Credit: Sage Ross |
“Dogs in
the Wild: Meet the Family” is a 2022 BBC nature documentary. Everyone knows about
the domestic dog, but here we are indeed invited to meet its “family”. I admit
that the diversity of the Canidae is pretty staggering. Some live in unexpected
places: the Tibetan fox in the Himalayas, the Arctic wolf at the Queen
Elizabeth Islands and the diminutive fennec fox in the Sahara desert. And yes, many
red foxes live in London!
Some canids
are embroiled in intricate near-symbiotic relationships with other organisms.

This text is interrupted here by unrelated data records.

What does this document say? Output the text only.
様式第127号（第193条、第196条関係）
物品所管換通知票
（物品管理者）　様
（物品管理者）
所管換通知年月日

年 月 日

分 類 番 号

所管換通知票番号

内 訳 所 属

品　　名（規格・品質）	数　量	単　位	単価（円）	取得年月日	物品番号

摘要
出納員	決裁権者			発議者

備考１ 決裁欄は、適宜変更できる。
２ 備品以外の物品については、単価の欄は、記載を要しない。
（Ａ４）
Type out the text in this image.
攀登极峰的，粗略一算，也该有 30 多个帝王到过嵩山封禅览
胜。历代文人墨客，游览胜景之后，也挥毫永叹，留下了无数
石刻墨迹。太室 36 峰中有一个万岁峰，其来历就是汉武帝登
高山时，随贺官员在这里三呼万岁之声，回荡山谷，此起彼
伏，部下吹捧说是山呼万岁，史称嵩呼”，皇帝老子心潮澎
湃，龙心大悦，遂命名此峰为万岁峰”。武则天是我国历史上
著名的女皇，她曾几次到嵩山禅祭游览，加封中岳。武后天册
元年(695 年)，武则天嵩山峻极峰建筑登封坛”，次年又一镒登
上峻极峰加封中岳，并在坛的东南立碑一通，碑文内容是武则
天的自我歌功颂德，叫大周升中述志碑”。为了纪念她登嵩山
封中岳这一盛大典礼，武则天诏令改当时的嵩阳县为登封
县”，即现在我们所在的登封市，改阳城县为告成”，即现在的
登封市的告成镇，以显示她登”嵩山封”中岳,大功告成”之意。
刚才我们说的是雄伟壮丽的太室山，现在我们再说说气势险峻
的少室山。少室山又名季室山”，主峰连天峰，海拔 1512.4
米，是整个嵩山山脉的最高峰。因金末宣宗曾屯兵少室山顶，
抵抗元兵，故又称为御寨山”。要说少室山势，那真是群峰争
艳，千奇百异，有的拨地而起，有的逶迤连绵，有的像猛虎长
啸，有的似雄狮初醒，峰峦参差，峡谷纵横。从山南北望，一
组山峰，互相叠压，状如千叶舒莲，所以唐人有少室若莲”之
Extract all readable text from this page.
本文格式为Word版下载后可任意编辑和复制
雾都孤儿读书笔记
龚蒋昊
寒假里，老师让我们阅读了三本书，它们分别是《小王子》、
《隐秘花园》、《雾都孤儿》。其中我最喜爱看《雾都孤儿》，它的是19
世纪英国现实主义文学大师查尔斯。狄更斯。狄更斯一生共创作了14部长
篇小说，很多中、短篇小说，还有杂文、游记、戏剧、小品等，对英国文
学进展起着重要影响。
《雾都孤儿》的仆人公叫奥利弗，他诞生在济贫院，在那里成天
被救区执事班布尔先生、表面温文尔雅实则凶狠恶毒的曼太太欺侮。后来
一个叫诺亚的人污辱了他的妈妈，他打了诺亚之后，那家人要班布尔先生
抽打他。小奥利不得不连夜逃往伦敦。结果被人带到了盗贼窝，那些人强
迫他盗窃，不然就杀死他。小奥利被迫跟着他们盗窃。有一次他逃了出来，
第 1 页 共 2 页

The dingoes at Fraser Island survive in part by eating eggs of sea turtles, but
they inadvertently also protect hatched turtles from further predation, since no
other predators dares to approach the beaches if the dingoes roam there. The Fraser
Island dingo population is also considered important since these specimens are supposedly
very “pure”, genetically speaking, while dingoes in other parts of Australia
have interbred with domestic dogs. To stop further racial mixing, domestics
have been banned from the island (sure wonder why humanity meddles into the
love lives of feral canids, but there you go).
Meanwhile
in South America, the wolf apple is the preferred diet of the maned wolf, a
bizarre canid that looks like a fox on stilts. The maned wolf´s bad eating
habits help spread the wolf apple, with some assistance from leaf-cutter ants! The
canid literally shits out the seeds of the wolf apples it consumes, and the
seeds are then saved from the scorching sun by ants, which takes them to shaded
and moist places around their nests (the ants are interested in remaining fruit
fragments attached to the seeds). There, the seeds sprout and a new wolf apple plant
can wet the appetite of the maned wolf…
I don´t
think “Dogs in the Wild” has any deeper purpose or meaning. The point is to
show the viewer some interesting animals, and perhaps to show off the technological
prowess of the BBC. But sure, I admit that “the family” was pretty wild!